For each of the best-fit model realizations, we used the model to examine the projected dynamics of TB in Kivalliq over a 10-year period, in the absence of any additional interventions (Fig. 6). The ten best-fit parameter sets resulted in a high degree of variability between model runs (due to stochasticity and a small population size), with cumulative TB incidence estimates ranging from 33–369 cases over the ten year time period. Compared to the base case, decreasing the time to treatment initiation for active cases was projected to reduce the number of incident TB infections in the population and have an impact on reducing diagnosed active TB (Fig. 7).
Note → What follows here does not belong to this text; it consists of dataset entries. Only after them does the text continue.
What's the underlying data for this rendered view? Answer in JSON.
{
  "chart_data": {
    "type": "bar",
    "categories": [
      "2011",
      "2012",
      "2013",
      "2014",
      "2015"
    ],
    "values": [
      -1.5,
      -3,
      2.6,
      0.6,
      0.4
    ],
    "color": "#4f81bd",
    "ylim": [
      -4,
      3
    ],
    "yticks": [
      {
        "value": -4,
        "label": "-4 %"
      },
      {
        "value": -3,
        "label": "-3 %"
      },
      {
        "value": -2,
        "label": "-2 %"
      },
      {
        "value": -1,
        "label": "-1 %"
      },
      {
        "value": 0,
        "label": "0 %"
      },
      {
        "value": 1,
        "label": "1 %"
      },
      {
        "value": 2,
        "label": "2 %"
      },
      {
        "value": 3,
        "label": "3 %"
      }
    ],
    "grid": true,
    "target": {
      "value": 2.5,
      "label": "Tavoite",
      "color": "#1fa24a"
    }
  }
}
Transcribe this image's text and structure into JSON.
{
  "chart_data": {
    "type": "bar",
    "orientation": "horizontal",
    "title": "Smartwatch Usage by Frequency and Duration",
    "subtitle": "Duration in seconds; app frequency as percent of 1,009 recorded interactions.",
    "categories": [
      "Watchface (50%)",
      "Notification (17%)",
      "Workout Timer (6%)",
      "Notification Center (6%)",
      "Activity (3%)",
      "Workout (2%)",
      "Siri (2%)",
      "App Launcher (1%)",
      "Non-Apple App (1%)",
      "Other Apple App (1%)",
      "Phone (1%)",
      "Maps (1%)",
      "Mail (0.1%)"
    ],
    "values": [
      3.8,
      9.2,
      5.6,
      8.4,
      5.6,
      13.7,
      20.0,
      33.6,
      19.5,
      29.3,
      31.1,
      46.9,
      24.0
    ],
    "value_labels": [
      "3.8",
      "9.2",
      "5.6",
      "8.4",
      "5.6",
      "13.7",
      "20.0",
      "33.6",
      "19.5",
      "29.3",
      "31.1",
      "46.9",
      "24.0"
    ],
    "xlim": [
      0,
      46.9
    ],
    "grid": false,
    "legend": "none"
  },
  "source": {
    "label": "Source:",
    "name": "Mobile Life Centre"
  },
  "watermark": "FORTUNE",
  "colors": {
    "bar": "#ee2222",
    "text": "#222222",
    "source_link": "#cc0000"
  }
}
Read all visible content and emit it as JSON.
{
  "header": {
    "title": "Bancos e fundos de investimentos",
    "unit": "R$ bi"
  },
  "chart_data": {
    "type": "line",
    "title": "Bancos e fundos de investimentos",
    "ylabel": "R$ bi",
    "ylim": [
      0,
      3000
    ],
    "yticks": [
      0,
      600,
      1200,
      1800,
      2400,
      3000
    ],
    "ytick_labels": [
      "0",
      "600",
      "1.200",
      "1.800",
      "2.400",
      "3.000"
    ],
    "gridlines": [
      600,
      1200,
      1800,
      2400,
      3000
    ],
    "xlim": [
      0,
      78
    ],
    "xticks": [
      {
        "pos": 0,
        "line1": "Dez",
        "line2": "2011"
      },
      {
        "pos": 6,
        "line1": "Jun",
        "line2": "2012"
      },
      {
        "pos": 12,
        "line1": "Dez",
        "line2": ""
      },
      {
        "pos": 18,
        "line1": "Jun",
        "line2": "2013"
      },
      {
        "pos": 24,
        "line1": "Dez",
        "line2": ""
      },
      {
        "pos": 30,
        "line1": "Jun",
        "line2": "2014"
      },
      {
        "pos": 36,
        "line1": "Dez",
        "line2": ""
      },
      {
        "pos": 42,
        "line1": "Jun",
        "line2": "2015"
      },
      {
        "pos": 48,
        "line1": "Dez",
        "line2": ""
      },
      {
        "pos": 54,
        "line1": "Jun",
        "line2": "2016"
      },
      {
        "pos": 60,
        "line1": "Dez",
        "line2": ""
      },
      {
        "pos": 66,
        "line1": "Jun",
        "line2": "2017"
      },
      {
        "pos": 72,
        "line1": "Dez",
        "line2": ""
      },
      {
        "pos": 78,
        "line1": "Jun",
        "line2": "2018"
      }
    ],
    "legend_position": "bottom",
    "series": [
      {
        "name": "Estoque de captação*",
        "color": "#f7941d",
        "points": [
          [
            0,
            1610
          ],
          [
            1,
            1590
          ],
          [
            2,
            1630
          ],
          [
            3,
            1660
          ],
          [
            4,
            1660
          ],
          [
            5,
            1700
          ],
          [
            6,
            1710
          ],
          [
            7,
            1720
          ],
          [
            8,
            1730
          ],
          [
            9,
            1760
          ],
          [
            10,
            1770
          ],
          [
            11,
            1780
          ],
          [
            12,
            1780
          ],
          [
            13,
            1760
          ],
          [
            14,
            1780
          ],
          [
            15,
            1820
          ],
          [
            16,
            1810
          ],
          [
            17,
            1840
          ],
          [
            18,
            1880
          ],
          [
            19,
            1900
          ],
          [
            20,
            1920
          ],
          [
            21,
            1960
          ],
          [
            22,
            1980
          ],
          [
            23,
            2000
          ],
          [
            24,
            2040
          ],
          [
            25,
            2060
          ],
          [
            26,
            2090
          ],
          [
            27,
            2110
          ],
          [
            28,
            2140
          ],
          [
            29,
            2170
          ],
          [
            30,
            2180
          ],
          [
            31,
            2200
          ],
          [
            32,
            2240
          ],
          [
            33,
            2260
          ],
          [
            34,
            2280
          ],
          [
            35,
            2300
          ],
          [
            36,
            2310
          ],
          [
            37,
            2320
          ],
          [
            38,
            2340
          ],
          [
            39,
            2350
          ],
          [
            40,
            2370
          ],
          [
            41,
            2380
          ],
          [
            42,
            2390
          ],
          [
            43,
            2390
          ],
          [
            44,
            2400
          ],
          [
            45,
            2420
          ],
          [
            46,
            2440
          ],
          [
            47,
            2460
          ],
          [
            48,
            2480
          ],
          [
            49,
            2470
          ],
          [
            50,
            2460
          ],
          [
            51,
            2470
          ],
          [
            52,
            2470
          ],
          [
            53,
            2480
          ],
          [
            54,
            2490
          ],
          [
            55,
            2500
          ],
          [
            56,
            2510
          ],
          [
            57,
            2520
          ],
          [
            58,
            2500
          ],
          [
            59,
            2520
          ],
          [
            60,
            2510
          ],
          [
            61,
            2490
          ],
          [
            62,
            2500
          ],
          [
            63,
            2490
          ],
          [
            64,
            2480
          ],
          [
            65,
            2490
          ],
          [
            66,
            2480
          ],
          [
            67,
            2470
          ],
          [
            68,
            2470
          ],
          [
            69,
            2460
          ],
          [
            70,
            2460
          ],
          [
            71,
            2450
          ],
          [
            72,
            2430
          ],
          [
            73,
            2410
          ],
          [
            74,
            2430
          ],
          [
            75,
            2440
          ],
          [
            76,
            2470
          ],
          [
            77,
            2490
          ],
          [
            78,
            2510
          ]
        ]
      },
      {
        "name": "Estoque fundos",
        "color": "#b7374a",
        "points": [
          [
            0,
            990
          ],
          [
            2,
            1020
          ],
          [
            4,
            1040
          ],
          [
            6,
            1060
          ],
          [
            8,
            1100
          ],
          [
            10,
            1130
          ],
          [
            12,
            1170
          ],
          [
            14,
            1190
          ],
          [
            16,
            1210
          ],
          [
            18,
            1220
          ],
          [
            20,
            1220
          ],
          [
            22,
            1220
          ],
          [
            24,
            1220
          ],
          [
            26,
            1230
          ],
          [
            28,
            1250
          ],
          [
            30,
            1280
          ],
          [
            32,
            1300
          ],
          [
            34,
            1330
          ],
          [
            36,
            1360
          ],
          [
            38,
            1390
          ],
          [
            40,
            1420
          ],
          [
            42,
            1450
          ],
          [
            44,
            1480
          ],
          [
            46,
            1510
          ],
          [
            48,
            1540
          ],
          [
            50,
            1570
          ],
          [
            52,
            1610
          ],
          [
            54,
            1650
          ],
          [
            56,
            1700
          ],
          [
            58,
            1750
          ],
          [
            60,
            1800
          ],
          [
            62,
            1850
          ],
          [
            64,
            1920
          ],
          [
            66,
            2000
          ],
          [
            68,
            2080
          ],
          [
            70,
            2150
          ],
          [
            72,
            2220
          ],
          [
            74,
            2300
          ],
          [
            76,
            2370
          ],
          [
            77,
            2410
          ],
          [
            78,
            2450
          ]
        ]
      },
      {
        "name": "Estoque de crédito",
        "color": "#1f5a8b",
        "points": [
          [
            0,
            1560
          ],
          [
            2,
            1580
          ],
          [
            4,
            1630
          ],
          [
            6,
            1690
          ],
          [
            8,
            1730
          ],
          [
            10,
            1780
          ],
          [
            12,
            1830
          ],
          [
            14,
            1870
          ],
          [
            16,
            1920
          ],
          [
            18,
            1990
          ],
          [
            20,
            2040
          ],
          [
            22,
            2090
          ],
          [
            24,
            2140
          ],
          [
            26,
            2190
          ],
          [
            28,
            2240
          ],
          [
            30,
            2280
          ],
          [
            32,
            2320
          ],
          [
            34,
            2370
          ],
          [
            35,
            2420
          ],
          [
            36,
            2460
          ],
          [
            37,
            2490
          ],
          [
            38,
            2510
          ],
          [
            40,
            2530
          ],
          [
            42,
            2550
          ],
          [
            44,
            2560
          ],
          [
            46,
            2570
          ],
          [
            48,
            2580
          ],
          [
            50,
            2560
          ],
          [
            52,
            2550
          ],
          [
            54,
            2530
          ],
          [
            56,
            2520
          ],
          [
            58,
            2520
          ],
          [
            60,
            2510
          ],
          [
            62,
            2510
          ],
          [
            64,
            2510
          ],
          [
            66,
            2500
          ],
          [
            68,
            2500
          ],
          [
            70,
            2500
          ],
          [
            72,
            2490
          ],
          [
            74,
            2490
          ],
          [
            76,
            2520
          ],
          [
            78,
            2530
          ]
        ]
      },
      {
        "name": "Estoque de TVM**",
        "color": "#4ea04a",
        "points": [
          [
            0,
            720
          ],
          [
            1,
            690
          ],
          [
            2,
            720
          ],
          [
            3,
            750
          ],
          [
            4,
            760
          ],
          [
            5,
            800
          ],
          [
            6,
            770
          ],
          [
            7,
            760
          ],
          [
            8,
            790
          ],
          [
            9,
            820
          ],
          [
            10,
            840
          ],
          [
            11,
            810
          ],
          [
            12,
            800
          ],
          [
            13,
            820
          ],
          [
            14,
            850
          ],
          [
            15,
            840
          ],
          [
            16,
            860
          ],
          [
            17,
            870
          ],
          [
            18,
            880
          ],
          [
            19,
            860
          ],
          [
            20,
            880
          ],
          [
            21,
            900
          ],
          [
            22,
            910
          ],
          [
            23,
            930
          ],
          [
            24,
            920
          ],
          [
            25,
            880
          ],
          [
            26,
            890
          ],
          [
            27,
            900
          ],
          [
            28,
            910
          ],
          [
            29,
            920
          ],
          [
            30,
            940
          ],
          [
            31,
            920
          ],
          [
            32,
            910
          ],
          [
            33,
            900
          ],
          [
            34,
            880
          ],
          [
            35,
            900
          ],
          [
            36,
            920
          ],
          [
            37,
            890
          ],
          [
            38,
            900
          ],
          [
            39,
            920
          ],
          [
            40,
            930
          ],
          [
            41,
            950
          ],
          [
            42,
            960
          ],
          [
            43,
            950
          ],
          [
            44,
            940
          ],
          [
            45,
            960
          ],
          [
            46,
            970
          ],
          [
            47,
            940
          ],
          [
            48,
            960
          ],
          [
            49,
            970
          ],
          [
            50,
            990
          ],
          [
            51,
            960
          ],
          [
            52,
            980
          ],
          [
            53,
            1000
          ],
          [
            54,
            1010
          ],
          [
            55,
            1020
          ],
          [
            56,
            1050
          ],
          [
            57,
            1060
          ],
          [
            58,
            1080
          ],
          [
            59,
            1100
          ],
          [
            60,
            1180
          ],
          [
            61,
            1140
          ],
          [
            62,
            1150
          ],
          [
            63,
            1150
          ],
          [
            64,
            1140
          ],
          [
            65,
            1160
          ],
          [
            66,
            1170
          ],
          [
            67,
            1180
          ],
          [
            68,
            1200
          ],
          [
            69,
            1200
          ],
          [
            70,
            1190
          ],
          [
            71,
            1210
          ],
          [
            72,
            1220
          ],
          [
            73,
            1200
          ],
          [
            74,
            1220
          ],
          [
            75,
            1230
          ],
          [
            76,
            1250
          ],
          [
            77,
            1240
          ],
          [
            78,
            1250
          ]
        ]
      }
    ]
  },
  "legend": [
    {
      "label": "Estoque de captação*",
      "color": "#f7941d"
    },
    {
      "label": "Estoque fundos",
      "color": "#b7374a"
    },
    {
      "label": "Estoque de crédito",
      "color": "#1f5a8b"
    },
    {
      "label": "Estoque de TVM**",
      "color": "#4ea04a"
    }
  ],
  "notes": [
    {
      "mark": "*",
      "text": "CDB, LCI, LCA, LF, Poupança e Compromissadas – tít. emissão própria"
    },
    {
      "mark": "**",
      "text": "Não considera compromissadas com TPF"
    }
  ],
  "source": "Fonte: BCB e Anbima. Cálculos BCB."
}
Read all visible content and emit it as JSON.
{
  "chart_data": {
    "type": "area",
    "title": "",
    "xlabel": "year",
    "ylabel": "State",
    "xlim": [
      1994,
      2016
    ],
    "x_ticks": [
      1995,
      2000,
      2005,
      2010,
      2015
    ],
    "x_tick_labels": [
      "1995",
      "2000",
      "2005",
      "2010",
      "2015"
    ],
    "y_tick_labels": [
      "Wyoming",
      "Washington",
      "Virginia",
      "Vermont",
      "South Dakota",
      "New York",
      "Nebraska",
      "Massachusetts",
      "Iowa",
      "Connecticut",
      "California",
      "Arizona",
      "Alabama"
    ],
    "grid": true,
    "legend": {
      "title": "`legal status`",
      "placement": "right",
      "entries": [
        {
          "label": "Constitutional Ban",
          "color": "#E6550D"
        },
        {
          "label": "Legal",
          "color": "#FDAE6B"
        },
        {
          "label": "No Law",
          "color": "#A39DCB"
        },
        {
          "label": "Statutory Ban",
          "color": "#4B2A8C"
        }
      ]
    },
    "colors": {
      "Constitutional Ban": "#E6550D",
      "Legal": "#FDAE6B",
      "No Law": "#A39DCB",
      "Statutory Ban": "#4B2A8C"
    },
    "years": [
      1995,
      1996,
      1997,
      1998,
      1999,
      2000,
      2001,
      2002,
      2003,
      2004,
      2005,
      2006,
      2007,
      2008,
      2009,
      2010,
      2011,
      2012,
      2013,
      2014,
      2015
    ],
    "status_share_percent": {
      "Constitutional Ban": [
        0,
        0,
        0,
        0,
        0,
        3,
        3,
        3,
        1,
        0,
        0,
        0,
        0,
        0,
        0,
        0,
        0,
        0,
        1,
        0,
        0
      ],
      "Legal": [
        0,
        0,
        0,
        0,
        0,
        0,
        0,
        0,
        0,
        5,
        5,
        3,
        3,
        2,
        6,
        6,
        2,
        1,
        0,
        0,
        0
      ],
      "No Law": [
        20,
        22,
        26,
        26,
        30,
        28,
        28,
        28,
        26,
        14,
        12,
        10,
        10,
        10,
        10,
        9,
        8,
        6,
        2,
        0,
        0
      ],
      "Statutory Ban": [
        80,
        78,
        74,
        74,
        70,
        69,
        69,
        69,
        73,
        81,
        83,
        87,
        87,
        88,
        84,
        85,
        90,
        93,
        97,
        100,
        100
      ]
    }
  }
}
This finding was consistent across the ten best-fit parameter set experiments. In addition, expanded population screening was projected to reduce the number of incident TB infections in the population and have an impact on reducing diagnosed active TB (Fig. 7). Increased housing at the level implemented in the model trended toward reducing TB incidence, but there was variability between model runs.

As expected, compared to the base case, the two interventions that expanded LTBI screening (either at the population level or targeted to school aged children) resulted in more LTBI cases being detected (Fig. 8). However, greater LTBI detection and treatment did not necessarily translate into reduced TB burden: for the school-screening program, we did not observe a corresponding impact on incident or active TB diagnoses in the population. Reducing the time to identify, test, and where appropriate, treat contacts of infectious cases was not projected to have an impact on TB incidence or diagnoses.

Our findings were sensitive to assumptions around the relative fraction of TB transmission occurring in communities versus households (Fig. 9). When the contribution of community transmission was relatively low (1% of contacts sufficient to transmit TB occurred outside of the household), expected TB incidence was low (17–66 cases in the base case over a 10-year period). None of the proposed interventions were expected to have a dramatic impact on TB burden in Kivalliq, although the trend of lower incident infections and diagnosed active TB disease cases remained with the rapid treatment scenario (Fig. 9a). With higher transmission occurring outside of the household (15% of respiratory contacts sufficient to transmit TB occurring in the community), expected TB incidence in the base case ranged from 44 to 562 over the 10-year period. Rapid treatment was projected to decrease TB incidence, and to a lesser extent, diagnoses of active TB disease (Fig. 9b). Expanded population screening showed a trend toward lower TB incidence and diagnoses, but there was a fair amount of variability in these findings.

Given the slow progression of TB and the possible subsequent delay in observing impact of interventions on changes in disease dynamics, we repeated our analyses using a 25-year time horizon (Fig. 10). Rapid initiation of treatment for active TB cases remained the most attractive intervention option when considering the 25-year time horizon for all scenarios (1%, 5%, and 15% community transmission). With a longer time horizon, population screening, school screening programs, and increased housing were projected to have an overall minimal effect on reducing TB burden in the population. Under the assumption of a greater number of transmission events occurring among community contacts (15%) (Fig. 10), the rapid contact tracing intervention began to appear more attractive as an intervention, with all simulation runs resulting in a reduction in both incident and diagnosed active TB.